因为从来就没有人知道永远有多远(yuǎn ),每一个永远,都是基于现在,对未来的展望与指引。茫茫未知路,不(bú )亲(qīn )自走一遭,怎么知道前路如何?傅城予说,至少我敢走上去,我希望(wàng )能朝着自己心头所念的方向一直走下去。这不是什么可笑的事。

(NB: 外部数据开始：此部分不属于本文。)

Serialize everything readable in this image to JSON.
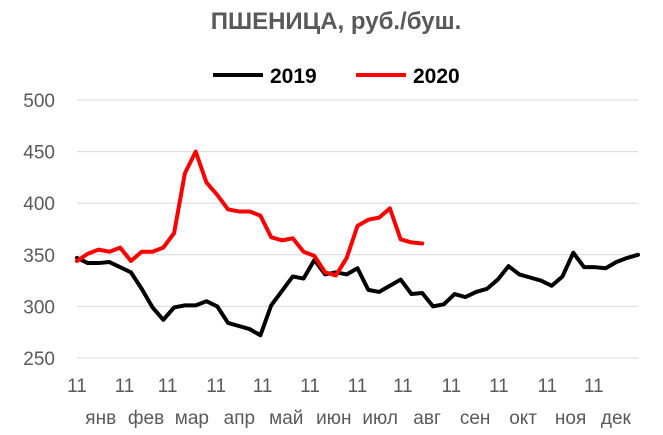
{
  "chart_data": {
    "type": "line",
    "title": "ПШЕНИЦА, руб./буш.",
    "legend_position": "top-center",
    "grid": true,
    "ylim": [
      250,
      500
    ],
    "yticks": [
      "250",
      "300",
      "350",
      "400",
      "450",
      "500"
    ],
    "xlim": [
      0,
      52
    ],
    "x_tick_day_labels": [
      "11",
      "11",
      "11",
      "11",
      "11",
      "11",
      "11",
      "11",
      "11",
      "11",
      "11",
      "11"
    ],
    "x_tick_month_labels": [
      "янв",
      "фев",
      "мар",
      "апр",
      "май",
      "июн",
      "июл",
      "авг",
      "сен",
      "окт",
      "ноя",
      "дек"
    ],
    "series": [
      {
        "name": "2019",
        "color": "#000000",
        "x": [
          0,
          1,
          2,
          3,
          4,
          5,
          6,
          7,
          8,
          9,
          10,
          11,
          12,
          13,
          14,
          15,
          16,
          17,
          18,
          19,
          20,
          21,
          22,
          23,
          24,
          25,
          26,
          27,
          28,
          29,
          30,
          31,
          32,
          33,
          34,
          35,
          36,
          37,
          38,
          39,
          40,
          41,
          42,
          43,
          44,
          45,
          46,
          47,
          48,
          49,
          50,
          51,
          52
        ],
        "values": [
          347,
          342,
          342,
          343,
          338,
          333,
          317,
          299,
          287,
          299,
          301,
          301,
          305,
          300,
          284,
          281,
          278,
          272,
          301,
          315,
          329,
          327,
          345,
          331,
          333,
          331,
          337,
          316,
          314,
          320,
          326,
          312,
          313,
          300,
          302,
          312,
          309,
          314,
          317,
          326,
          339,
          331,
          328,
          325,
          320,
          329,
          352,
          338,
          338,
          337,
          343,
          347,
          350
        ]
      },
      {
        "name": "2020",
        "color": "#ff0000",
        "x": [
          0,
          1,
          2,
          3,
          4,
          5,
          6,
          7,
          8,
          9,
          10,
          11,
          12,
          13,
          14,
          15,
          16,
          17,
          18,
          19,
          20,
          21,
          22,
          23,
          24,
          25,
          26,
          27,
          28,
          29,
          30,
          31,
          32
        ],
        "values": [
          344,
          351,
          355,
          353,
          357,
          344,
          353,
          353,
          357,
          371,
          429,
          450,
          420,
          408,
          394,
          392,
          392,
          388,
          367,
          364,
          366,
          353,
          349,
          333,
          330,
          347,
          378,
          384,
          386,
          395,
          365,
          362,
          361
        ]
      }
    ]
  },
  "colors": {
    "grid": "#d9d9d9",
    "text": "#595959"
  }
}
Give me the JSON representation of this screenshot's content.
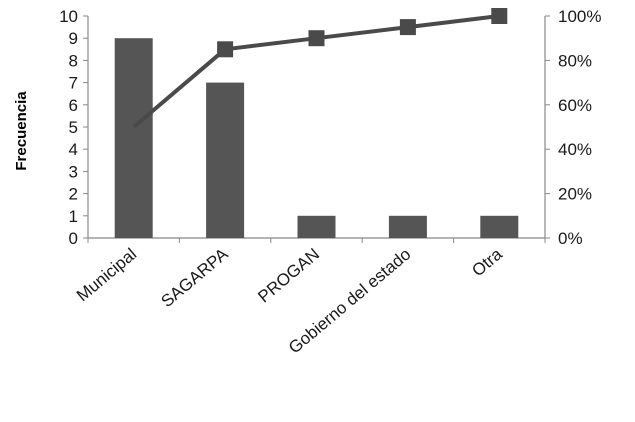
{
  "chart_data": {
    "type": "bar",
    "title": "",
    "xlabel": "",
    "ylabel": "Frecuencia",
    "categories": [
      "Municipal",
      "SAGARPA",
      "PROGAN",
      "Gobierno del estado",
      "Otra"
    ],
    "series": [
      {
        "type": "bar",
        "values": [
          9,
          7,
          1,
          1,
          1
        ],
        "color": "#555555"
      },
      {
        "type": "line",
        "axis": "right",
        "values": [
          0.5,
          0.85,
          0.9,
          0.95,
          1.0
        ],
        "color": "#4a4a4a"
      }
    ],
    "ylim": [
      0,
      10
    ],
    "yticks": [
      0,
      1,
      2,
      3,
      4,
      5,
      6,
      7,
      8,
      9,
      10
    ],
    "y2lim": [
      0,
      1
    ],
    "y2ticks": [
      0,
      0.2,
      0.4,
      0.6,
      0.8,
      1.0
    ],
    "y2tick_labels": [
      "0%",
      "20%",
      "40%",
      "60%",
      "80%",
      "100%"
    ],
    "grid": false,
    "legend": "none"
  }
}
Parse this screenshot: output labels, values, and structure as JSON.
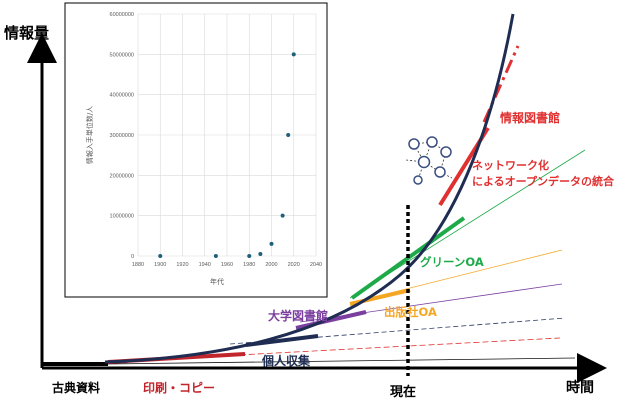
{
  "colors": {
    "axis": "#000000",
    "curve": "#1f2d52",
    "red": "#e03030",
    "green": "#1faa4a",
    "orange": "#f5a623",
    "purple": "#7b3fa0",
    "navy": "#2b3a67",
    "black_line": "#111111",
    "scatter_point": "#1f5f78"
  },
  "diagram": {
    "y_axis_label": "情報量",
    "x_axis_label": "時間",
    "now_label": "現在",
    "eras": [
      {
        "id": "classic",
        "label": "古典資料",
        "color": "#000000"
      },
      {
        "id": "print",
        "label": "印刷・コピー",
        "color": "#c0262c"
      },
      {
        "id": "personal",
        "label": "個人収集",
        "color": "#1f2d52"
      },
      {
        "id": "library",
        "label": "大学図書館",
        "color": "#7b3fa0"
      },
      {
        "id": "office",
        "label": "出版社OA",
        "color": "#f5a623"
      },
      {
        "id": "green",
        "label": "グリーンOA",
        "color": "#1faa4a"
      },
      {
        "id": "network",
        "label": "ネットワーク化\nによるオープンデータの統合",
        "color": "#e03030"
      },
      {
        "id": "info_library",
        "label": "情報図書館",
        "color": "#e03030"
      }
    ],
    "network_icon": "network-graph-icon"
  },
  "chart_data": {
    "type": "scatter",
    "title": "",
    "xlabel": "年代",
    "ylabel": "情報入手単位数/人",
    "xlim": [
      1880,
      2040
    ],
    "ylim": [
      0,
      60000000
    ],
    "x_ticks": [
      1880,
      1900,
      1920,
      1940,
      1960,
      1980,
      2000,
      2020,
      2040
    ],
    "y_ticks": [
      0,
      10000000,
      20000000,
      30000000,
      40000000,
      50000000,
      60000000
    ],
    "grid": true,
    "points": [
      {
        "x": 1900,
        "y": 0
      },
      {
        "x": 1950,
        "y": 0
      },
      {
        "x": 1980,
        "y": 0
      },
      {
        "x": 1990,
        "y": 500000
      },
      {
        "x": 2000,
        "y": 3000000
      },
      {
        "x": 2010,
        "y": 10000000
      },
      {
        "x": 2015,
        "y": 30000000
      },
      {
        "x": 2020,
        "y": 50000000
      }
    ]
  }
}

顾倾(qīng )尔(ěr )见过傅城予的字,他的字端庄深稳,如其人。
傍晚时分,顾倾尔再回(huí )到(dào )老宅的时候,院子里不见傅城予的身影,而前院一个原本空置着的房(fáng )间(jiān ),此刻却亮着灯。
好一会儿,才听顾倾尔自言自语一般地开口道:我(wǒ )一直想在这墙上画一幅画,可是画什么呢?
顾倾尔闻言,再度微微红(hóng )了(le )脸,随后道:那如果你是不打算回家的,那我就下次再问你好了。
他(tā )们(men )会聊起许多从前没有聊过的话题,像是他们这场有些荒谬有些可笑的(de )契约婚姻,像是她将来的计划与打算。
她和他之间,原本是可以相安无(wú )事、波澜不惊地度过这几年,然后分道扬镳,保持朋友的关系的。
顾(gù )倾(qīng )尔听了,正犹豫着该怎么处理,手机忽然响了一声。
有时候人会犯糊(hú )涂(tú ),糊涂到连自己都看不清,就像那个时候你告诉我,你所做的一切不(bú )过是一场游戏,现在觉得没意思了,所以不打算继续玩了。
那天晚上,顾倾尔原本是没有打算回傅家的。